You’ll have no problem posting campaign signs in the school cafeteria touting Bobby as the better candidate or prepping him as to how to attack Sam’s weaknesses in the upcoming debate. You can dig right in and zealously advocate for Bobby without guilt or hesitation because, after all, mom has Sam’s back. The conflict immediately goes away and has no impact on your personal actions because you’ve created the Chinese Wall and made sure Sam has an advocate.

Why is it so easy for people to see the splitting of loyalties in the above scenario is bound to end badly, yet many of the same people fail to see the problem of the divided loyalties in a business context?

When you think about it, commercial brokerage is a lot like presidential elections. One party to the negotiation (the tenant) wants to pay the lowest rent possible. The other party (the landlord) wants to receive the highest rent possible. You can’t make both parties happy because, like with Bobby and Sam, the objective of one is completely inconsistent with that of the other. Thus, if you advocate for one, you necessarily must advocate against the other. Creating artificial confidentiality and pawning off one’s fiduciary obligations to a cohort may sound good in theory, but it doesn’t change the client’s expectations or needs. In addition, it doesn’t change the fact that you are waking up every day working directly against one client’s interests.

How is this conflict typically resolved? In our example, the most likely outcome would be option (4): the parents would most likely convince both children to drop out (neither party gets what they want) or convince one child to drop out or run for a different office thereby favoring one child over the other. That’s what ultimately happens in brokerage as well when a conflict arises. Since the broker can’t structure a deal that achieves both the highest and lowest rent at the same time, he’ll either convince both clients to split the baby in half, thereby resulting in a bad deal for both, or convince one party that a bad deal isn’t really that bad after all.

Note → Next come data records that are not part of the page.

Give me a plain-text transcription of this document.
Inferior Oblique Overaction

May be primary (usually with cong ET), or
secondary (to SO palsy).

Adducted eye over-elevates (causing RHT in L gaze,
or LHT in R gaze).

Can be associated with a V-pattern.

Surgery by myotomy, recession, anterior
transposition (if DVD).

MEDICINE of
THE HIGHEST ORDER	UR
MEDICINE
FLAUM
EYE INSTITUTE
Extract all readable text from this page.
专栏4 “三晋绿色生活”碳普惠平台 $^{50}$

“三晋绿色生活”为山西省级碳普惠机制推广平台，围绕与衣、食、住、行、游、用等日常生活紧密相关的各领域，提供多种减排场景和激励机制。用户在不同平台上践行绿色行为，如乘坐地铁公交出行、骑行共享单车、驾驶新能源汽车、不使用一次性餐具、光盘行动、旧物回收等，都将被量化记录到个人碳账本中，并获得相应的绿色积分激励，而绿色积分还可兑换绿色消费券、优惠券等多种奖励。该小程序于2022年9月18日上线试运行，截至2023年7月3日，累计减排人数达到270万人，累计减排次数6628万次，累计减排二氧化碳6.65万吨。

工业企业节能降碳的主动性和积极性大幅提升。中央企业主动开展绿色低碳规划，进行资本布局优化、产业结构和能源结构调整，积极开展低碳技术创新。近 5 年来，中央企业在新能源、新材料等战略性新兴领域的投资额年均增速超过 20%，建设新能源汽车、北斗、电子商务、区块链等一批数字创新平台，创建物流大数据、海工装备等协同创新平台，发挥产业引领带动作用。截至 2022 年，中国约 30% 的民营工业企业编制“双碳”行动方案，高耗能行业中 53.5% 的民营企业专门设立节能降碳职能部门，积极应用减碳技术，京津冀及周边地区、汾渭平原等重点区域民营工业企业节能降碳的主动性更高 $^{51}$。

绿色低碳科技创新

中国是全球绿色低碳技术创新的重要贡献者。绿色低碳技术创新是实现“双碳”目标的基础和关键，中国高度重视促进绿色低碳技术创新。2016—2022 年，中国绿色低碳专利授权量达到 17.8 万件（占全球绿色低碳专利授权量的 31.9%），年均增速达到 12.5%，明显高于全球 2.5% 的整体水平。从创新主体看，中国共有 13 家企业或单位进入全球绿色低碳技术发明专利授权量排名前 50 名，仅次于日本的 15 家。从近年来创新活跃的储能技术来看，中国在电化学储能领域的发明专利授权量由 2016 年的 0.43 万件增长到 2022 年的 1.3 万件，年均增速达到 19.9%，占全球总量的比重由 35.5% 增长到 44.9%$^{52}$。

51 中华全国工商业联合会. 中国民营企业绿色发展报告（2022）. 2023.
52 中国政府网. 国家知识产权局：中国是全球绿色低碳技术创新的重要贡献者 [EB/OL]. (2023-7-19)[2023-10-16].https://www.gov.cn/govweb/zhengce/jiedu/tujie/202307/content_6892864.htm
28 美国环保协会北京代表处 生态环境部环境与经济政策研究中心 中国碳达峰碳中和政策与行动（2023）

Conflicts of interest are very messy and usually end badly for most of the parties involved. While some real estate companies continue to brush aside the realities of these contradictory allegiances, the reality still remains: you cannot represent two different people who you truly care about in the same endeavor when they have completely contradictory goals and objectives. Common sense tells us that any attempt to serve two masters will end badly. Parents know it, lawyers know it, Bobby and Sam certainly know it. Unfortunately for tenants, when it comes to their real estate broker, the possibility of collecting two commission checks on the same transaction often takes priority over common sense.